Perquisizioni dei militari della Guardia di finanza di Napoli presso le sedi di 41 squadre di serie A, B e serie minori per acquisire contratti tra procuratori, calciatori e club. Oltre al Napoli, tra le squadre di serie A, sono coinvolte anche InterMilan e Juve. Si indaga per associazione a delinquere, evasione fiscale internazionale, fatture false e riciclaggio. Sono 12 i procuratori coinvolti nell’indagine della Guardia di finanza. I contratti acquisiti si riferiscono in particolare a rapporti fra club e calciatori rappresentati dai procuratori sportivi Alejandro Mazzoni e Alessandro Moggi.

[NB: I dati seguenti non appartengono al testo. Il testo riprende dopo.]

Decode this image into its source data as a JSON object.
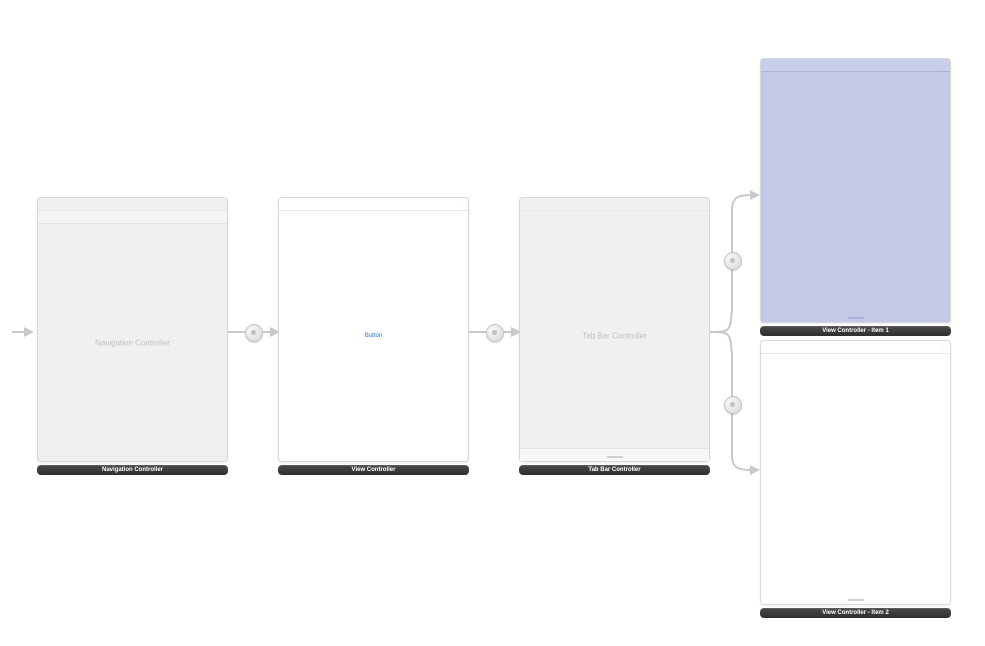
{
  "scenes": {
    "nav": {
      "label": "Navigation Controller",
      "placeholder": "Navigation Controller"
    },
    "vc": {
      "label": "View Controller",
      "button": "Button"
    },
    "tab": {
      "label": "Tab Bar Controller",
      "placeholder": "Tab Bar Controller"
    },
    "item1": {
      "label": "View Controller - Item 1"
    },
    "item2": {
      "label": "View Controller - Item 2"
    }
  }
}
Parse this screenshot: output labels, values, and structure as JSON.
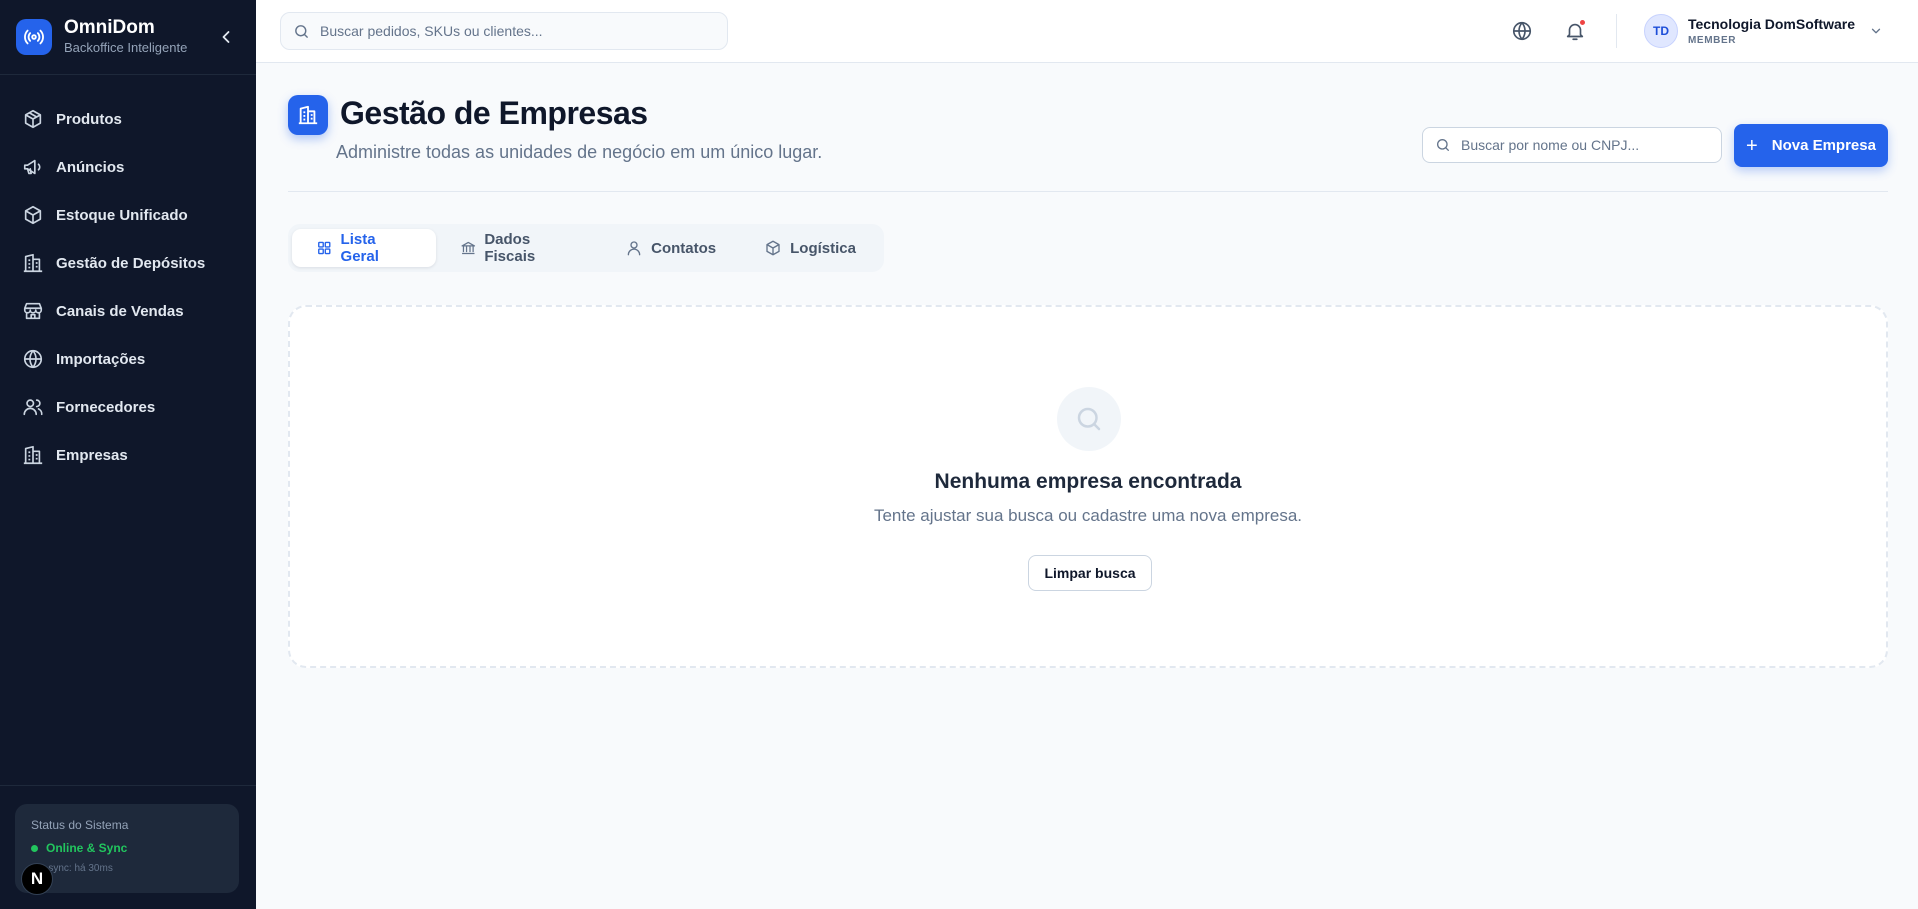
{
  "brand": {
    "name": "OmniDom",
    "subtitle": "Backoffice Inteligente"
  },
  "sidebar": {
    "items": [
      {
        "label": "Produtos",
        "icon": "package-icon"
      },
      {
        "label": "Anúncios",
        "icon": "megaphone-icon"
      },
      {
        "label": "Estoque Unificado",
        "icon": "box-icon"
      },
      {
        "label": "Gestão de Depósitos",
        "icon": "warehouse-icon"
      },
      {
        "label": "Canais de Vendas",
        "icon": "store-icon"
      },
      {
        "label": "Importações",
        "icon": "globe-icon"
      },
      {
        "label": "Fornecedores",
        "icon": "users-icon"
      },
      {
        "label": "Empresas",
        "icon": "building-icon"
      }
    ],
    "status": {
      "title": "Status do Sistema",
      "state": "Online & Sync",
      "last_sync": "a sync: há 30ms"
    },
    "dev_badge": "N"
  },
  "topbar": {
    "search_placeholder": "Buscar pedidos, SKUs ou clientes...",
    "user": {
      "initials": "TD",
      "name": "Tecnologia DomSoftware",
      "role": "MEMBER"
    }
  },
  "page": {
    "title": "Gestão de Empresas",
    "subtitle": "Administre todas as unidades de negócio em um único lugar.",
    "search_placeholder": "Buscar por nome ou CNPJ...",
    "new_button": "Nova Empresa",
    "tabs": [
      {
        "label": "Lista Geral",
        "active": true
      },
      {
        "label": "Dados Fiscais",
        "active": false
      },
      {
        "label": "Contatos",
        "active": false
      },
      {
        "label": "Logística",
        "active": false
      }
    ],
    "empty": {
      "title": "Nenhuma empresa encontrada",
      "text": "Tente ajustar sua busca ou cadastre uma nova empresa.",
      "button": "Limpar busca"
    }
  },
  "colors": {
    "accent": "#2563eb",
    "sidebar_bg": "#0f172a",
    "online": "#22c55e",
    "notification": "#ef4444"
  }
}
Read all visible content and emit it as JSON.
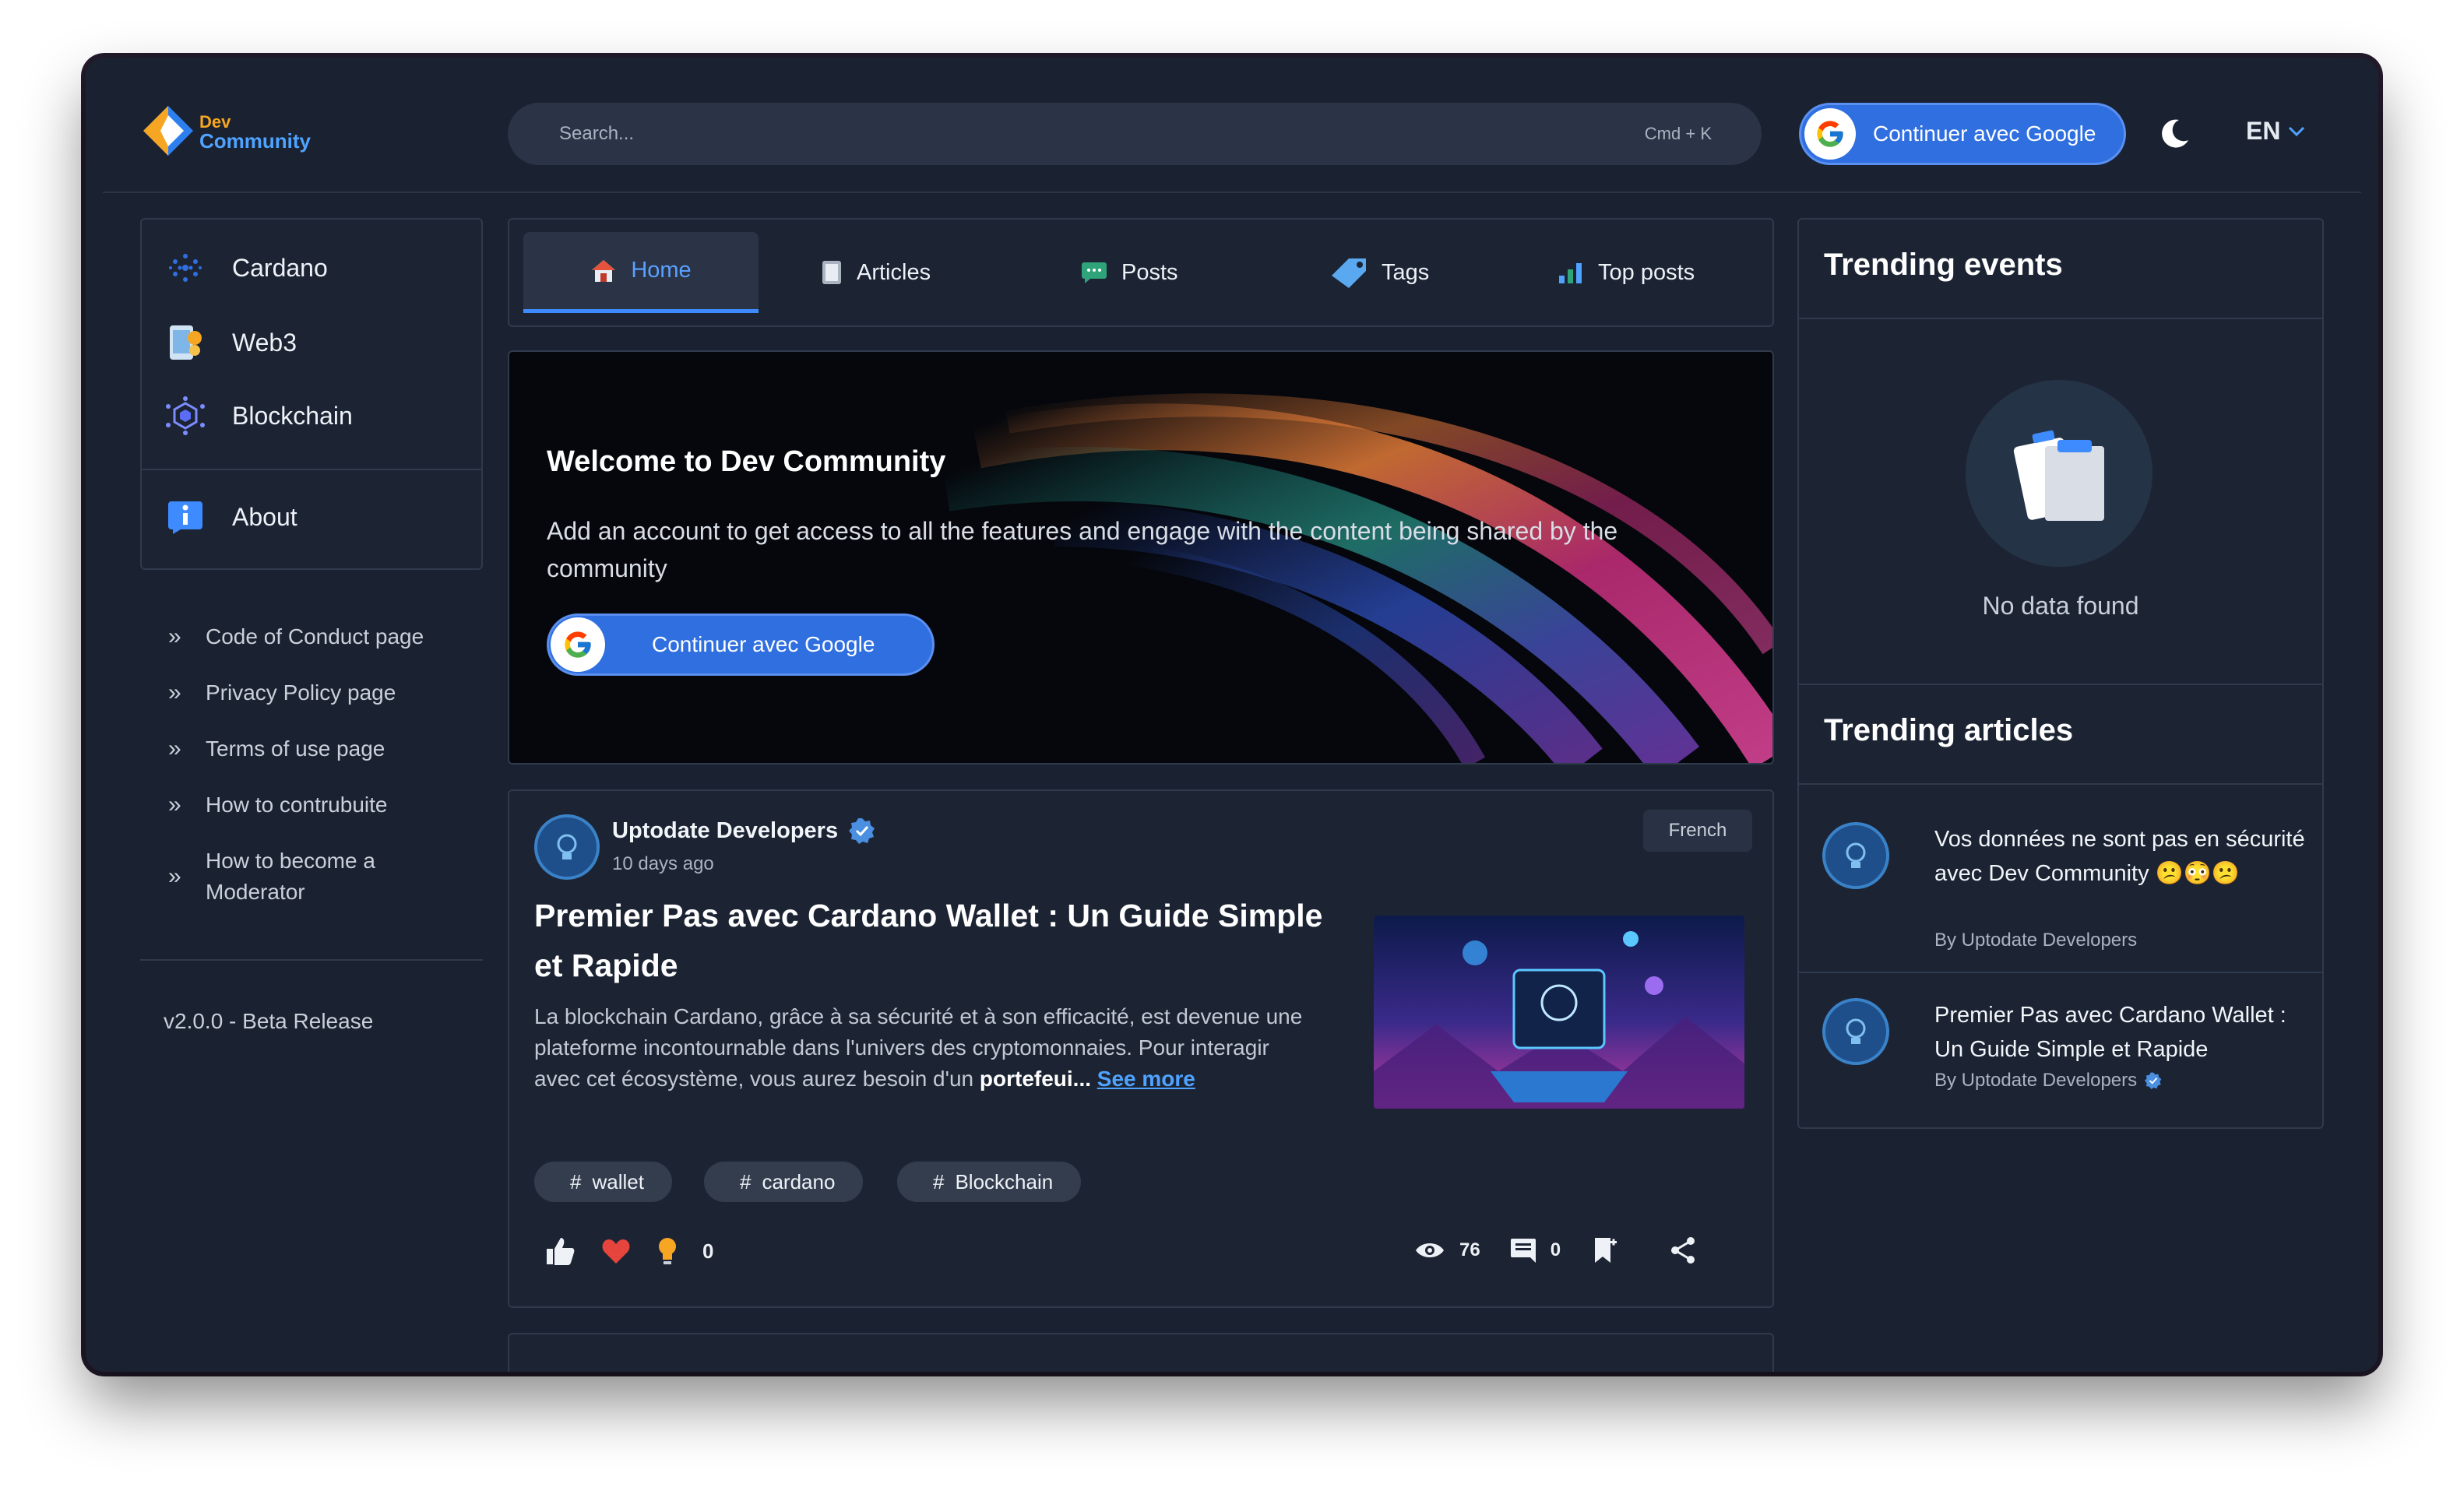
{
  "brand": {
    "line1": "Dev",
    "line2": "Community"
  },
  "header": {
    "search_placeholder": "Search...",
    "shortcut": "Cmd + K",
    "google_button": "Continuer avec Google",
    "language": "EN"
  },
  "sidebar": {
    "categories": [
      {
        "label": "Cardano",
        "icon": "cardano-icon"
      },
      {
        "label": "Web3",
        "icon": "web3-icon"
      },
      {
        "label": "Blockchain",
        "icon": "blockchain-icon"
      }
    ],
    "about": {
      "label": "About",
      "icon": "info-icon"
    },
    "links": [
      "Code of Conduct page",
      "Privacy Policy page",
      "Terms of use page",
      "How to contrubuite",
      "How to become a Moderator"
    ],
    "version": "v2.0.0 - Beta Release"
  },
  "tabs": [
    {
      "label": "Home",
      "icon": "home-icon",
      "active": true
    },
    {
      "label": "Articles",
      "icon": "articles-icon",
      "active": false
    },
    {
      "label": "Posts",
      "icon": "posts-icon",
      "active": false
    },
    {
      "label": "Tags",
      "icon": "tag-icon",
      "active": false
    },
    {
      "label": "Top posts",
      "icon": "top-posts-icon",
      "active": false
    }
  ],
  "hero": {
    "title": "Welcome to Dev Community",
    "text": "Add an account to get access to all the features and engage with the content being shared by the community",
    "button": "Continuer avec Google"
  },
  "post": {
    "author": "Uptodate Developers",
    "date": "10 days ago",
    "language": "French",
    "title": "Premier Pas avec Cardano Wallet : Un Guide Simple et Rapide",
    "excerpt": "La blockchain Cardano, grâce à sa sécurité et à son efficacité, est devenue une plateforme incontournable dans l'univers des cryptomonnaies. Pour interagir avec cet écosystème, vous aurez besoin d'un",
    "excerpt_bold": "portefeui...",
    "see_more": "See more",
    "tags": [
      "wallet",
      "cardano",
      "Blockchain"
    ],
    "reactions": "0",
    "views": "76",
    "comments": "0"
  },
  "right": {
    "events_title": "Trending events",
    "no_data": "No data found",
    "articles_title": "Trending articles",
    "articles": [
      {
        "title": "Vos données ne sont pas en sécurité avec Dev Community 😕😳😕",
        "by": "By Uptodate Developers"
      },
      {
        "title": "Premier Pas avec Cardano Wallet : Un Guide Simple et Rapide",
        "by": "By Uptodate Developers"
      }
    ]
  },
  "colors": {
    "background": "#1a2231",
    "accent": "#3d8bff",
    "google_button": "#2f6fe0"
  }
}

Gli investigatori stanno accertando il trattamento fiscale applicato ai rapporti di lavoro di numerosi calciatori, sia con riferimento ai compensi qualificati come “fringe benefit” sia in relazione ai profili di fiscalità internazionale. Sotto osservazione quindi i contratti delle operazioni di compravendite e di rinnovo del rapporto di prestazioni sportive ed eventuali diritti di opzione, ma anche la gestione del patrimonio aziendale e le modalità di riferimento in bilancio dei giocatori professionisti.

Nel mirino anche l’attività cosiddetta di scouting, la gestione dei diritti di immagine e dei diritti televisivi e il trattamento tributario delle operazioni di compravendita dei calciatori ed eventuali fenomeni di estero-vestizione. L’inchiesta – coordinata dal procuratore aggiunto Melillo e dai pm Ardituro, Capuano, Ranieri e De Simone – è nata nel 2011 da documenti sequestrati nel corso di perquisizioni anche nelle sedi del Napoli e relative ai contratti di ingaggio di giocatori internazionali.

L’elenco delle società nelle cui sedi hanno operato i finanzieri comprende anche Parma, Pescara, Palermo, Atalanta, Juve Stabia, Benevento, Genoa, Catania, Spezia, Piacenza, Livorno, Bari, Vicenza, Siena, Reggina, Chievo, Cesena, Grosseto, Gubbio, Lecce, Ternana, Sampdoria, Triestina, Fiorentina, Portogruaro, Brescia, Mantova, Torino e Albinoleffe.